US physicists say they have found “the missing link” for a practical quantum internet and, as such, taken a big step forward in the development of long-distance quantum networks.

The answer is a modern version of the old-fashioned idea of a repeater, which allows communication over distance by correcting or compensating for signal loss. We’ve been doing it since the days of the telegraph.

In this case, researchers from Harvard University and the Massachusetts Institute of Technology (MIT) have developed a prototype quantum node they say can catch, store and entangle bits of quantum information.

They describe the process and the outcomes in a paper in the journal Nature.

“This demonstration is a conceptual breakthrough that could extend the longest possible range of quantum networks and potentially enable many new applications in a manner that is impossible with any existing technologies,” says Harvard’s Mikhail Lukin.

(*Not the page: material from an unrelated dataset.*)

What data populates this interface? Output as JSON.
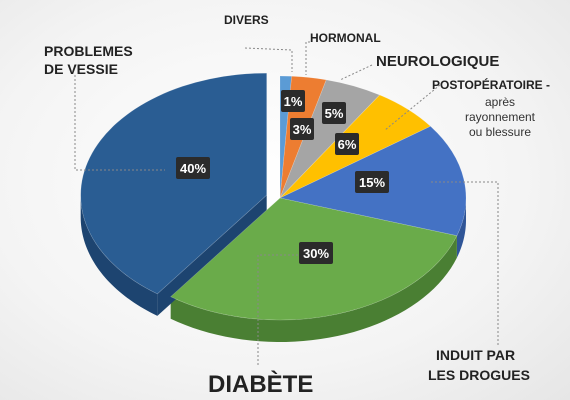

Entanglement is the vital bit because it allows information to be perfectly correlated across any distance, removing the risk of eavesdroppers. Thus, it is the foundation for applications such as quantum cryptography – security guaranteed by the laws of quantum physics, as the researchers put it.

Quantum communication over long distances is still affected by conventional photon losses, which is one of the major obstacles for realising large-scale quantum internet, and so classical repeaters can’t be used to fix information loss.

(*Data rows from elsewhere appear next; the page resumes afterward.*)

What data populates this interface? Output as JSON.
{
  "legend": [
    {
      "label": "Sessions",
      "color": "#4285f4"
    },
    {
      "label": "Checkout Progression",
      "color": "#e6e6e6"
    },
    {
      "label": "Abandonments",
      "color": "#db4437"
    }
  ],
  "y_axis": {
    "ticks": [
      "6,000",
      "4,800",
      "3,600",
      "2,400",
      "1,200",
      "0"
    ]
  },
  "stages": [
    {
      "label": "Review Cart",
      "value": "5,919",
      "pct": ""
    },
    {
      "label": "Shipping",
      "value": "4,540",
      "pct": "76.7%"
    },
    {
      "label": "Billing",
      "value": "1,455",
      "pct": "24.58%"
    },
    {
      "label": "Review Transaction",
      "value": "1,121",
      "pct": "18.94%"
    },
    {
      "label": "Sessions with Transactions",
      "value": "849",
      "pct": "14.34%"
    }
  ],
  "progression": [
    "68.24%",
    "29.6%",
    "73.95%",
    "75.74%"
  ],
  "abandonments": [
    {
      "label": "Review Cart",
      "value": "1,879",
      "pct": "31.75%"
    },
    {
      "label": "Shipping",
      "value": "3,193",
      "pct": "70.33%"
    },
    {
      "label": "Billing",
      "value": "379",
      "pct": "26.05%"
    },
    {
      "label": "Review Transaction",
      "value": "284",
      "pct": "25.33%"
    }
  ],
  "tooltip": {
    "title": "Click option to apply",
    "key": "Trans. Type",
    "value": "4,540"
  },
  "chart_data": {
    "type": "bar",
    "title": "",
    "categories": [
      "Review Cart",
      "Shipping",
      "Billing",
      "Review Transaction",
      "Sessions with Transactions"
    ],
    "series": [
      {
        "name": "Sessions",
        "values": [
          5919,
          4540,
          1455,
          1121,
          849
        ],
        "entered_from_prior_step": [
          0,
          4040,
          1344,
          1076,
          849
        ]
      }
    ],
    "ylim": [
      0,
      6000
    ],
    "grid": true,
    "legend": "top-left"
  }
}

In their place are so-called quantum repeaters, which create a network of entangled particles through which a message can be transmitted.

At each stage of such a network, the repeaters must be able to catch and process quantum bits of quantum information to correct errors and store them long enough for the rest of the network to be ready. 

Until now, the researchers say, that has been impossible for two reasons: single photons are difficult to catch, and quantum information is fragile, making it hard to process and store for long periods.

Lukin and colleagues at Harvard and MIT have been working for many years to harness a system that can perform both of these tasks well – silicon-vacancy colour centres in diamonds.

These centres are tiny defects in a diamond’s atomic structure that can absorb and radiate light, giving rise to a diamond’s brilliant colours.

The researchers integrated an individual colour centre into a nanofabricated diamond cavity, which confines the information-bearing photons and forces them to interact with the single colour centre. 

They then placed the device in a dilution refrigerator, which reaches temperatures close to absolute zero, and sent individual photons through fibre optic cables into the refrigerator, where they were efficiently caught and trapped by the colour centre.

The device can store quantum information for milliseconds, which is long enough for information to be transported over thousands of kilometres. 

“This device combines the three most important elements of a quantum repeater – a long memory, the ability to efficiently catch information off photons, and a way to process it locally,” says Harvard’s Bart Machielse.

“Each of those challenges have been addressed separately but no one device has combined all three.”

The team is now deploying its quantum memories in real, urban fibre-optic links.